2010 Pennsylvania Code
Title 15 - CORPORATIONS AND UNINCORPORATED ASSOCIATIONS
Chapter 85 - Limited Partnerships
8549 - Effect of merger or consolidation.

     § 8549.  Effect of merger or consolidation.
        (a)  Single surviving or new limited partnership.--Upon the
     merger or consolidation becoming effective, the several limited
     partnerships parties to the plan of merger or consolidation
     shall be a single limited partnership which, in the case of a
     merger, shall be the limited partnership designated in the plan
     of merger as the surviving limited partnership and, in the case
     of a consolidation, shall be the new limited partnership
     provided for in the plan of consolidation. The separate
     existence of all limited partnerships parties to the plan of
     merger or consolidation shall cease, except that of the
     surviving limited partnership, in the case of a merger.
        (b)  Property rights.--All the property, real, personal and
     mixed, of each of the limited partnerships parties to the plan
     of merger or consolidation, and all debts due on whatever
     account to any of them, as well as all other things and causes
     of action belonging to any of them, shall be deemed to be vested
     in and shall belong to the surviving or new limited partnership,
     as the case may be, without further action, and the title to any
     real estate, or any interest therein, vested in any of the
     limited partnerships shall not revert or be in any way impaired
     by reason of the merger or consolidation. The surviving or new
     limited partnership shall thenceforth be responsible for all the
     liabilities of each of the limited partnerships so merged or
     consolidated. Liens upon the property of the merging or
     consolidating limited partnerships shall not be impaired by the
     merger or consolidation, and any claim existing or action or
     proceeding pending by or against any of the limited partnerships
     may be prosecuted to judgment as if the merger or consolidation
     had not taken place or the surviving or new limited partnership
     may be proceeded against or substituted in its place.

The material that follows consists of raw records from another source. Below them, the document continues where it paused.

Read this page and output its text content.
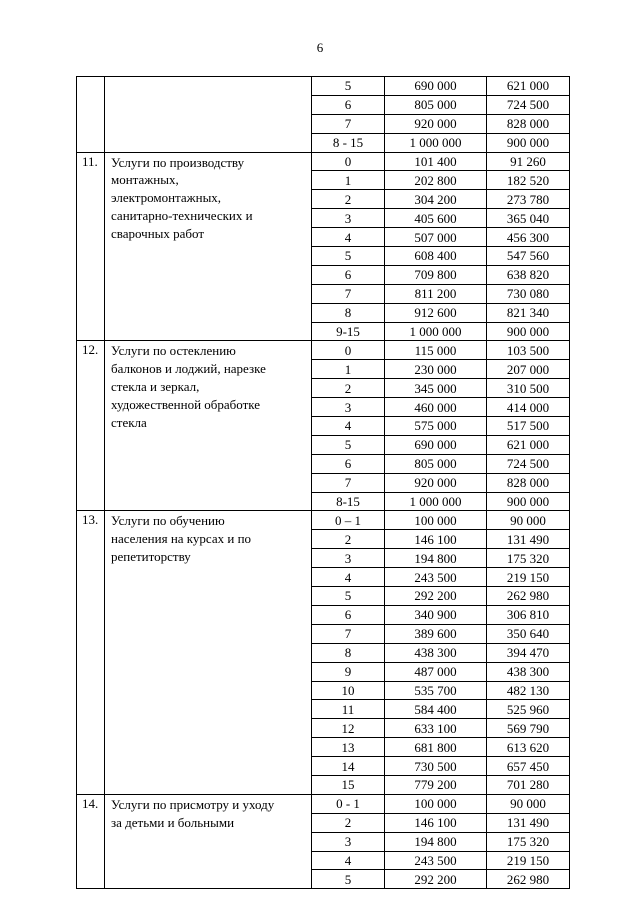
6
		5	690 000	621 000
		6	805 000	724 500
		7	920 000	828 000
		8 - 15	1 000 000	900 000
11.	Услуги по производству
монтажных,
электромонтажных,
санитарно-технических и
сварочных работ	0	101 400	91 260
		1	202 800	182 520
		2	304 200	273 780
		3	405 600	365 040
		4	507 000	456 300
		5	608 400	547 560
		6	709 800	638 820
		7	811 200	730 080
		8	912 600	821 340
		9-15	1 000 000	900 000
12.	Услуги по остеклению
балконов и лоджий, нарезке
стекла и зеркал,
художественной обработке
стекла	0	115 000	103 500
		1	230 000	207 000
		2	345 000	310 500
		3	460 000	414 000
		4	575 000	517 500
		5	690 000	621 000
		6	805 000	724 500
		7	920 000	828 000
		8-15	1 000 000	900 000
13.	Услуги по обучению
населения на курсах и по
репетиторству	0 – 1	100 000	90 000
		2	146 100	131 490
		3	194 800	175 320
		4	243 500	219 150
		5	292 200	262 980
		6	340 900	306 810
		7	389 600	350 640
		8	438 300	394 470
		9	487 000	438 300
		10	535 700	482 130
		11	584 400	525 960
		12	633 100	569 790
		13	681 800	613 620
		14	730 500	657 450
		15	779 200	701 280
14.	Услуги по присмотру и уходу
за детьми и больными	0 - 1	100 000	90 000
		2	146 100	131 490
		3	194 800	175 320
		4	243 500	219 150
		5	292 200	262 980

        (c)  Taxes.--Any taxes, interest, penalties and public
     accounts of the Commonwealth claimed against any of the merging
     or consolidating limited partnerships that are settled, assessed
     or determined prior to or after the merger or consolidation
     shall be the liability of the surviving or new limited
     partnership and, together with interest thereon, shall be a lien
     against the property, both real and personal, of the surviving
     or new limited partnership.
        (d)  Certificate of limited partnership.--In the case of a
     merger, the certificate of limited partnership of the surviving
     domestic limited partnership, if any, shall be deemed to be
     amended to the extent, if any, that changes in its certificate
     of limited partnership are stated in the plan of merger. In the
     case of a consolidation into a domestic limited partnership, the
     statements that are set forth in the plan of consolidation, or
     certificate of limited partnership set forth therein, shall be
     deemed to be the certificate of limited partnership of the new
     limited partnership.
     (June 22, 2001, P.L.418, No.34, eff. 60 days)

        2001 Amendment.  Act 34 amended subsecs. (b) and (c).